I am working with a relatively big data set (only using about 1/32 of it, but this subset is approx. 50000x9000). In order to perform analysis on this, I have taken several steps to reduce the dimensionality, so that I can then apply some sort of clustering algorithm.

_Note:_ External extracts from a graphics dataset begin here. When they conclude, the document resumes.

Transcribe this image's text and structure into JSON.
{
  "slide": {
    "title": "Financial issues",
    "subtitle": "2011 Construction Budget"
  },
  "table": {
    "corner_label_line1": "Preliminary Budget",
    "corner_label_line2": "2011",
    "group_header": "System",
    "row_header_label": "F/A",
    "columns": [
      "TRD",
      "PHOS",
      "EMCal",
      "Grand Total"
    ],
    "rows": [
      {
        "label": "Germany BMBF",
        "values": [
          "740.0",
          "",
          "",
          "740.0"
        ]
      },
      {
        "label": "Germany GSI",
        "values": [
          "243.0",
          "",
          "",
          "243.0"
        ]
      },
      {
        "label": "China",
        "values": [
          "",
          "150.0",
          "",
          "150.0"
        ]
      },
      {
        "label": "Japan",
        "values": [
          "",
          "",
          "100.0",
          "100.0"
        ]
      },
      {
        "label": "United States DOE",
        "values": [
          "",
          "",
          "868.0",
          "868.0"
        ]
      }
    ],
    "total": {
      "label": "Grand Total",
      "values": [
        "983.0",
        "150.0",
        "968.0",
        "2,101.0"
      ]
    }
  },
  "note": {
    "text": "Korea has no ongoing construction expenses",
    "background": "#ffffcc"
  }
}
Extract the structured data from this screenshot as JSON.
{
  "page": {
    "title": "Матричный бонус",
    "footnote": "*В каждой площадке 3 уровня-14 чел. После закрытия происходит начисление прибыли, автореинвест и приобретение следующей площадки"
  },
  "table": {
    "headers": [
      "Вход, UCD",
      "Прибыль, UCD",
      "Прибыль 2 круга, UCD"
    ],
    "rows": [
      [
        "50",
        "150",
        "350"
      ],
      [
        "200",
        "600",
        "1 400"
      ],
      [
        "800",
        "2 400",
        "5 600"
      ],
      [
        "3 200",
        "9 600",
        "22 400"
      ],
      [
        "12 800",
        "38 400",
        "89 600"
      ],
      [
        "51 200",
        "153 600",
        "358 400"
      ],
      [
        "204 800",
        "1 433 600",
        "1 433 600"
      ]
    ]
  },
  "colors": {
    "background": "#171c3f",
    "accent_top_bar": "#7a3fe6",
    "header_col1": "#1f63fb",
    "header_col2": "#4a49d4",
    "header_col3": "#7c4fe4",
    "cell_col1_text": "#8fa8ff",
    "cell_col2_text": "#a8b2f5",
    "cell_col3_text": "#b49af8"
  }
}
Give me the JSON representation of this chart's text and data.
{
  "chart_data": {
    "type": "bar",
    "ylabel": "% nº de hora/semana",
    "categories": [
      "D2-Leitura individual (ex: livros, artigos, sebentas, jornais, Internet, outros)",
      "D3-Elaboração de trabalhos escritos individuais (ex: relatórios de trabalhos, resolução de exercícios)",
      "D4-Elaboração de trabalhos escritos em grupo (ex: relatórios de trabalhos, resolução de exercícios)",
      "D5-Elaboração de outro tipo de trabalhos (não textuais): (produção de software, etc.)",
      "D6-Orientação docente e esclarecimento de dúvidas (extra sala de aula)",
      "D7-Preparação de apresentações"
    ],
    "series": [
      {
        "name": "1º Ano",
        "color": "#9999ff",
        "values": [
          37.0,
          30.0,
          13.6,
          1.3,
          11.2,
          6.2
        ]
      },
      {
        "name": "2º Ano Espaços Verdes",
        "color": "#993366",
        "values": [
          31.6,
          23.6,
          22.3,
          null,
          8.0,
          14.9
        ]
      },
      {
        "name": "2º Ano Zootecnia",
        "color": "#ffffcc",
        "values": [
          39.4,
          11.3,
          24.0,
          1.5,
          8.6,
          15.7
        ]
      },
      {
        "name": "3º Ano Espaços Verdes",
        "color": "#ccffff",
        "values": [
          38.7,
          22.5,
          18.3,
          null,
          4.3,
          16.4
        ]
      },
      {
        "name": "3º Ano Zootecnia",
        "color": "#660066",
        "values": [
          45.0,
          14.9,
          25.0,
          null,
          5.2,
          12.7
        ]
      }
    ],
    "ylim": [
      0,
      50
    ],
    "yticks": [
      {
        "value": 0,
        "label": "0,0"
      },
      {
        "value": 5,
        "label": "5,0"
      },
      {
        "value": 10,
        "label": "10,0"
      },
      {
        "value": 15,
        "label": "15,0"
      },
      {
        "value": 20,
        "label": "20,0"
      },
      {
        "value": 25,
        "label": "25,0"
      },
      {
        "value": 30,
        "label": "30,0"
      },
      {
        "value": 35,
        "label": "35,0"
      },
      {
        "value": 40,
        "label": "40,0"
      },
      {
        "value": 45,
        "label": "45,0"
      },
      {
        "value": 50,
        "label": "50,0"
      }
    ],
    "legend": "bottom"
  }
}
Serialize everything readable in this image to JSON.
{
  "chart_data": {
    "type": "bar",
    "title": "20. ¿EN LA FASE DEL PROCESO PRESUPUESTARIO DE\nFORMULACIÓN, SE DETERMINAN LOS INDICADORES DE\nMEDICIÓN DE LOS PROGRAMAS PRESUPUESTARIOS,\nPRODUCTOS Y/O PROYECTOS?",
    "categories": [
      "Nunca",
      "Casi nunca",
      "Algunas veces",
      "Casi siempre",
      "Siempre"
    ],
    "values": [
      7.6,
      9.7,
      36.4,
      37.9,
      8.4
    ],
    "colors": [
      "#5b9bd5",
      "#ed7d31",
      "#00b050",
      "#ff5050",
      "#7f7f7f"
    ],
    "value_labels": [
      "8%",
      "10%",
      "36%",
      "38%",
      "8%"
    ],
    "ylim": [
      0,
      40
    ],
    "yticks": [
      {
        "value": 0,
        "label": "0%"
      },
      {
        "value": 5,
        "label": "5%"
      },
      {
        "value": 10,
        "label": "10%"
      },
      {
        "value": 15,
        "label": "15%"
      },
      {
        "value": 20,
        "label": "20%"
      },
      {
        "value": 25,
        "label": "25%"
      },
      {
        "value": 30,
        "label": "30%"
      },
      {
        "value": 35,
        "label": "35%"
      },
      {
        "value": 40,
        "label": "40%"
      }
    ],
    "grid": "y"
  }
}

Take a look at the following data frame:
set.seed(340)
df = data.frame(replicate(10,sample(0:10,size = 10,replace = TRUE)))
> df
X1 X2 X3 X4 X5 X6 X7 X8 X9 X10
1 4 9 4 6 9 4 2 5 8 8
2 5 8 2 0 4 6 1 1 0 10
3 1 7 6 3 5 9 6 0 7 1
4 0 6 8 6 6 0 5 5 10 10
5 2 0 5 8 2 10 8 2 1 5
6 3 9 10 2 8 5 2 10 3 10
7 9 0 1 0 6 8 9 6 5 0
8 5 6 9 3 10 4 4 8 6 9
9 8 7 6 2 10 9 9 7 1 10
10 0 7 2 6 1 6 3 2 3 9
Each row represents a person, and each variable says how often that person exhibited that quality. Say I perform principal component analysis on this using princomp(), and collect the first four pc's to use for k means.
pc = princomp(df)
new_df = cbind(pc$loadings[,1],pc$loading[,2],pc$loadings[,3],pc$loadings[,4])
fit = kmeans(new_df,2)
From this I can deduce what cluster exhibits high values of what principal components, where I can use the loadings to see what each principal component is a general measure off. However, I would like to ultimately connect this information to my original data set. Is there a way that I can cluster each person in the original data to a cluster created from the k means on the principal component analysis? Or am I misunderstanding the concept of PCA.